For the example described in the next section, a number of packages are needed thus, it may be better to create a virtual environment where these can be installed. Snippet 1 list all the commands for setting up the environment.

SHELL
conda create --name webscrap -y
conda activate webscrap

# Install python libraries
conda install anaconda::pandas
conda install anaconda::bs4
conda install conda-forge::lxml
pip install requests

# Install R
conda install r::r

Then, on an R session install the required R packages

R
install-packages("dplyr")

2. Extract a table from a website and process it

Having all the dependencies installed we can write all the code blocks required for the example. This will attempt to extract a table of all supported-languages in org-mode that work out-of-the-box, check if specific languages are supported and then print the information in a table. To this end, two code blocks and a call for the results are written. The first one (written in Python) scraps the relevant community documentation web page, extract the table that lists all the supported languages, transform it into a pandas' data frame and return this object. The second code block, (written in R), will import the data frame, filter it for a selected set of languages and rename the first column. Finally, the selected table will be printed with a caption that informs about the selection process.

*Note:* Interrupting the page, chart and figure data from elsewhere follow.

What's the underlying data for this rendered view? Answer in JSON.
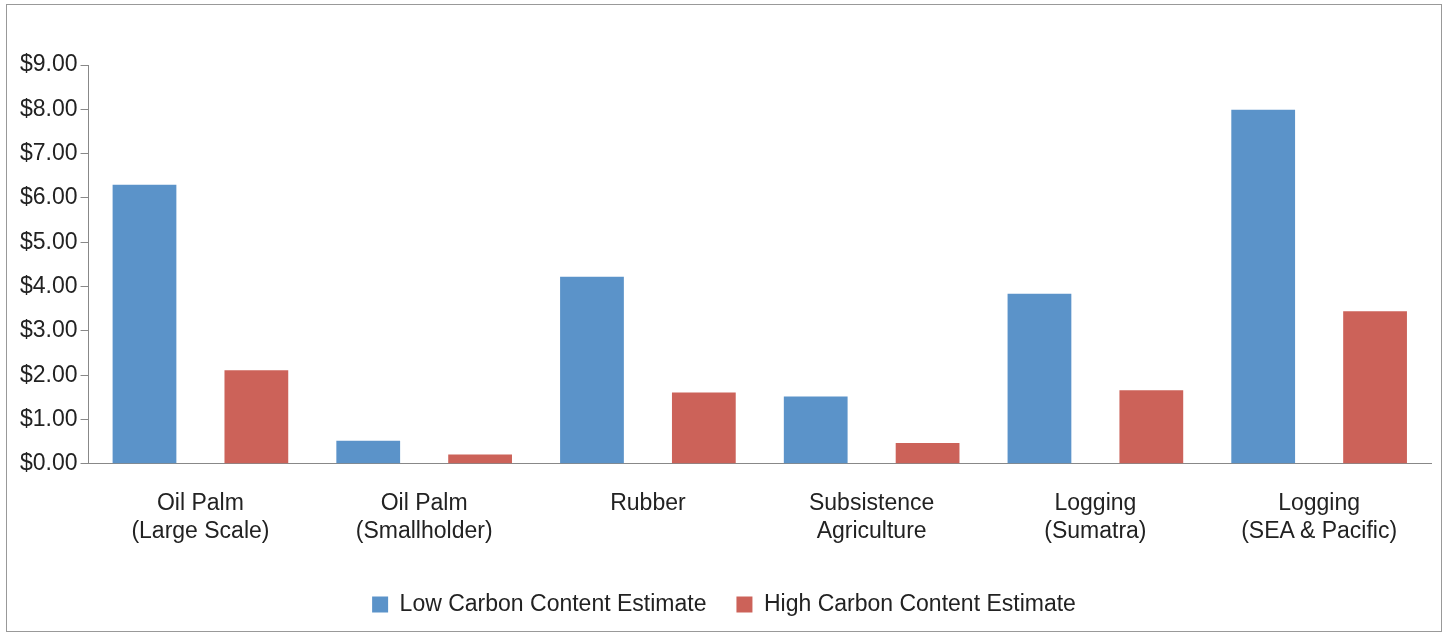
{
  "chart_data": {
    "type": "bar",
    "categories": [
      "Oil Palm\n(Large Scale)",
      "Oil Palm\n(Smallholder)",
      "Rubber",
      "Subsistence\nAgriculture",
      "Logging\n(Sumatra)",
      "Logging\n(SEA & Pacific)"
    ],
    "series": [
      {
        "name": "Low Carbon Content Estimate",
        "color": "#5b93c9",
        "values": [
          6.3,
          0.52,
          4.22,
          1.52,
          3.84,
          7.99
        ]
      },
      {
        "name": "High Carbon Content Estimate",
        "color": "#cc6259",
        "values": [
          2.11,
          0.21,
          1.61,
          0.47,
          1.66,
          3.44
        ]
      }
    ],
    "ylim": [
      0,
      9
    ],
    "yticks": [
      {
        "value": 0,
        "label": "$0.00"
      },
      {
        "value": 1,
        "label": "$1.00"
      },
      {
        "value": 2,
        "label": "$2.00"
      },
      {
        "value": 3,
        "label": "$3.00"
      },
      {
        "value": 4,
        "label": "$4.00"
      },
      {
        "value": 5,
        "label": "$5.00"
      },
      {
        "value": 6,
        "label": "$6.00"
      },
      {
        "value": 7,
        "label": "$7.00"
      },
      {
        "value": 8,
        "label": "$8.00"
      },
      {
        "value": 9,
        "label": "$9.00"
      }
    ],
    "grid": false,
    "legend": "bottom"
  }
}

The code below will process the table of supported-languages in Emacs org-mode, note that it is necessary to return the object of interest in the last line for it to be exported and processed by the next code block.

PYTHON
import pandas as pd
from bs4 import BeautifulSoup
import requests
from io import StringIO

# URL of the web page containing the table
url = 'https://orgmode.org/worg/org-contrib/babel/languages/'

# Send a GET request to the URL
response = requests.get(url)

# Parse the HTML content of the web page using BeautifulSoup
soup = BeautifulSoup(response.text, 'html.parser')

# Find the table element
table_html = soup.find('table')
tb_languages = pd.read_html(StringIO(str(table_html)))[0]
tb_languages

The code below will use the exported object by storing it in a custom variable (df) and select if a there is support for 4 languages of interest (LaTeX, Python, R and C++) then it will rename the first column (row numbers) to see in which position (alphabetically) these languages are placed.

R
library(dplyr)
my_lang <- c("LaTeX", "Python", "R", "C++", "CLI")
df  |>
  filter(Language %in% my_lang) |>
  rename(Lang_N=X)

The processing steps in the code above will return the filtered table so there is no need to store in an object just use the #+RESULTS: keyword with the name of the code block.

Table 1: Built-In language support for selected languages on Emacs.
Lang_N Language Identifier Documentation Maintainer
3 C++ cpp ob-doc-c Thierry Banel
5 CLI shell ob-doc-shell Matthew Trzcinski
22 LaTeX latex ob-doc-LaTeX nan
36 Python python ob-doc-python Jack Kamm
37 R R ob-doc-R Jeremie Juste

3. Notes

Note that in the pdf version of this file, the caption for all the code blocks has the label, 'Figure'. This is an issue of the exporter that requires additional configuration that was not meant to be included in this example.